Born in 1930 in València, Spain, Juan Genovés was a distinct voice who advocated for political change from the dictatorship of Franco, and his works created a stir in a country run under the regime. Among his original artistic influences were the films of Russian director Sergei Eisenstein, who also had an impact on the painter Francis Bacon.
From the 1960s, Genovés explored depictions of crowds withs paintings that presented bird’s-eye views of scenes in which no buildings, roads, trees or clues to a common place are visible, thus creating a landscape of people in motion. As a child in València, Genovés experienced the Spanish Civil War in a traumatic way, and memories of crowds of people running for shelter still distantly inform his work. In his later work, the compositions grew less existential in tone, but still casted a critical eye on the tension that arises in hoards of people.

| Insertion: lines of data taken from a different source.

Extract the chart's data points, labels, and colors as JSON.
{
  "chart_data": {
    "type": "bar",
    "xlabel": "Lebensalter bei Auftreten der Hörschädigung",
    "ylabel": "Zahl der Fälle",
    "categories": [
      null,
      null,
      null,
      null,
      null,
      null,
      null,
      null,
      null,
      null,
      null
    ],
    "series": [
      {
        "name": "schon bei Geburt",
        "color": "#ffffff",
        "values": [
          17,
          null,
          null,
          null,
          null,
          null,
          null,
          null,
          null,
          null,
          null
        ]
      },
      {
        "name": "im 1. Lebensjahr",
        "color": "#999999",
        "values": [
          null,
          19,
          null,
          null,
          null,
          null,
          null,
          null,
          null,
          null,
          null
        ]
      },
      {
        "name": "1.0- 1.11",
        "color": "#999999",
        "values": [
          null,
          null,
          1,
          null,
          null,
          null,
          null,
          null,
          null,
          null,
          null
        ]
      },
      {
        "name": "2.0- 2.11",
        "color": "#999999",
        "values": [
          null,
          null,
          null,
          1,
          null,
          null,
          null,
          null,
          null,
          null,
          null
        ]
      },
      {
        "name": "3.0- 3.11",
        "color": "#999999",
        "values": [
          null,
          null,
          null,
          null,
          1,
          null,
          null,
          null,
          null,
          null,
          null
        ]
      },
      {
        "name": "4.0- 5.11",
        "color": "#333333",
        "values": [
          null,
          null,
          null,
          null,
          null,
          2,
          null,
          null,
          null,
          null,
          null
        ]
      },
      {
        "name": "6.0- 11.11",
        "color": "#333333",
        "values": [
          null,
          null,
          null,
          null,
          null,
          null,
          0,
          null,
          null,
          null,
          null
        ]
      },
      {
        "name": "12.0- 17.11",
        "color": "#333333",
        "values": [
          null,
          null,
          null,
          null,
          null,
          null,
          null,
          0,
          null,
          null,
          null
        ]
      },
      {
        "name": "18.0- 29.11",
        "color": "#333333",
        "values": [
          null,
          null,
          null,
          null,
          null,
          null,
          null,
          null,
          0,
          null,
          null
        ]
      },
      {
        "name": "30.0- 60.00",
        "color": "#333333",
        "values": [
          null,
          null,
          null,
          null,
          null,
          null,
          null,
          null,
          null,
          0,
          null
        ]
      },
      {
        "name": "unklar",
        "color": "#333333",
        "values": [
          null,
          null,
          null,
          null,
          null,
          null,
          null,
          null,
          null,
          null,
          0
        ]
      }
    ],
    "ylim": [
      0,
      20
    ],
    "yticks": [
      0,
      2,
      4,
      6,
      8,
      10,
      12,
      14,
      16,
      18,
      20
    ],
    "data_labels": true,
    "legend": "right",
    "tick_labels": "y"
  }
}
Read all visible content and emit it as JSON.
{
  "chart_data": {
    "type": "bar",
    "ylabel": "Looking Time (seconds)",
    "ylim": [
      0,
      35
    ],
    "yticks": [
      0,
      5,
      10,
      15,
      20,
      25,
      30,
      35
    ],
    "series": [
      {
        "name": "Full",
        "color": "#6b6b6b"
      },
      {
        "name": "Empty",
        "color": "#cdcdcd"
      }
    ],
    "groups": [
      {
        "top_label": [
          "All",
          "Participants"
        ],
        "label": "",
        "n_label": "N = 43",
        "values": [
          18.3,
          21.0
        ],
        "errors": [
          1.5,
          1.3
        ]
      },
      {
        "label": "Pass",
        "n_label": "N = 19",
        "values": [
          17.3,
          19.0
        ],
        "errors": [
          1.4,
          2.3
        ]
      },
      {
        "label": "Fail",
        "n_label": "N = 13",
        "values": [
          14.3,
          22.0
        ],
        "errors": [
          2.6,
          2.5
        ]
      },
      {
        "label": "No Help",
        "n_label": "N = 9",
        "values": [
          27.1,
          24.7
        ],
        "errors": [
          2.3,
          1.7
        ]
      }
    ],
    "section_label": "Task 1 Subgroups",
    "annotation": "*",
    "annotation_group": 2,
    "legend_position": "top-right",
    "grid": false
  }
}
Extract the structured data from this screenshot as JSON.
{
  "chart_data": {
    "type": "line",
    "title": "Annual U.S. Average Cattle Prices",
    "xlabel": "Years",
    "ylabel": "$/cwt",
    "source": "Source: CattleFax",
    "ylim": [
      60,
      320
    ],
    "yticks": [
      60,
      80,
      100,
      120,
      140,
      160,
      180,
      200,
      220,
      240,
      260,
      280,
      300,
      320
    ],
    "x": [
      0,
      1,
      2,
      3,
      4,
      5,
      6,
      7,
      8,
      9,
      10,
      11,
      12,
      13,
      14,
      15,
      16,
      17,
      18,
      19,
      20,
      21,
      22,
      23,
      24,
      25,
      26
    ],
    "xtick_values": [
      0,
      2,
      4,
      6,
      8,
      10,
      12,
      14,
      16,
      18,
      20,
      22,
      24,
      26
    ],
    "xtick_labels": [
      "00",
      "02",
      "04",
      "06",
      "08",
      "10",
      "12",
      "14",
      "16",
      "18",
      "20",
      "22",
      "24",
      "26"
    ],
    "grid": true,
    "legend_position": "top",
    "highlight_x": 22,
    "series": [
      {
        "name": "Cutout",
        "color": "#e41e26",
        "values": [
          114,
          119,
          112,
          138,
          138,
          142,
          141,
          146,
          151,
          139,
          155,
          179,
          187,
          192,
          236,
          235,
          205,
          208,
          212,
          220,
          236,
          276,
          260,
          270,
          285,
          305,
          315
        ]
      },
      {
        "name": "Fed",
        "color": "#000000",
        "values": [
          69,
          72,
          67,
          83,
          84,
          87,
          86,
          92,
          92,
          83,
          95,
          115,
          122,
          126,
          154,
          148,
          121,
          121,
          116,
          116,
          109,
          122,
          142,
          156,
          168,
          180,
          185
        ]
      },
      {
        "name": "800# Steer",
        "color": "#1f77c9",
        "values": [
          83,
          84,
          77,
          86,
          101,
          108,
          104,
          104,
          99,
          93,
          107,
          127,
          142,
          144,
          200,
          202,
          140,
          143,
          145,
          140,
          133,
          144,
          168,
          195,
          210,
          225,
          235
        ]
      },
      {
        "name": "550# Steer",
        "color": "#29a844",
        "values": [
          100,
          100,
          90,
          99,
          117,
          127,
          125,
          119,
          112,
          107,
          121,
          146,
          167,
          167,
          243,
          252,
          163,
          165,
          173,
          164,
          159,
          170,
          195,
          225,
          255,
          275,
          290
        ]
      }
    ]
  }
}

Genovés created his distinctive figures from thickly applied acrylic paint that protrudes from the surfaces of his canvasses. The lines that reinforce the picture plane can be read as breaks in the image or as topographies encouraging the directional movement of the crowd. The cast shadow is an important element, with each figure being anchored by its unique shadow. In addition, beads and other small objects found by the artist are attached to the figures on the canvas and contribute to the individuality and character of each.
Juan Genovés is a part of more than 60 museums and important public collections, including: The Art Institute of Chicago, Chicago, Illinois; Centre National d’Art Contemporain, Paris, France; The Museum of Modern Art, New York, New York; Museo Nacional Centro de Arte Reina Sofía, Madrid, Spain; Museum Moderner Kunst, Vienna, and Museum fur Moderne Kunst, Frankfurt, Germany.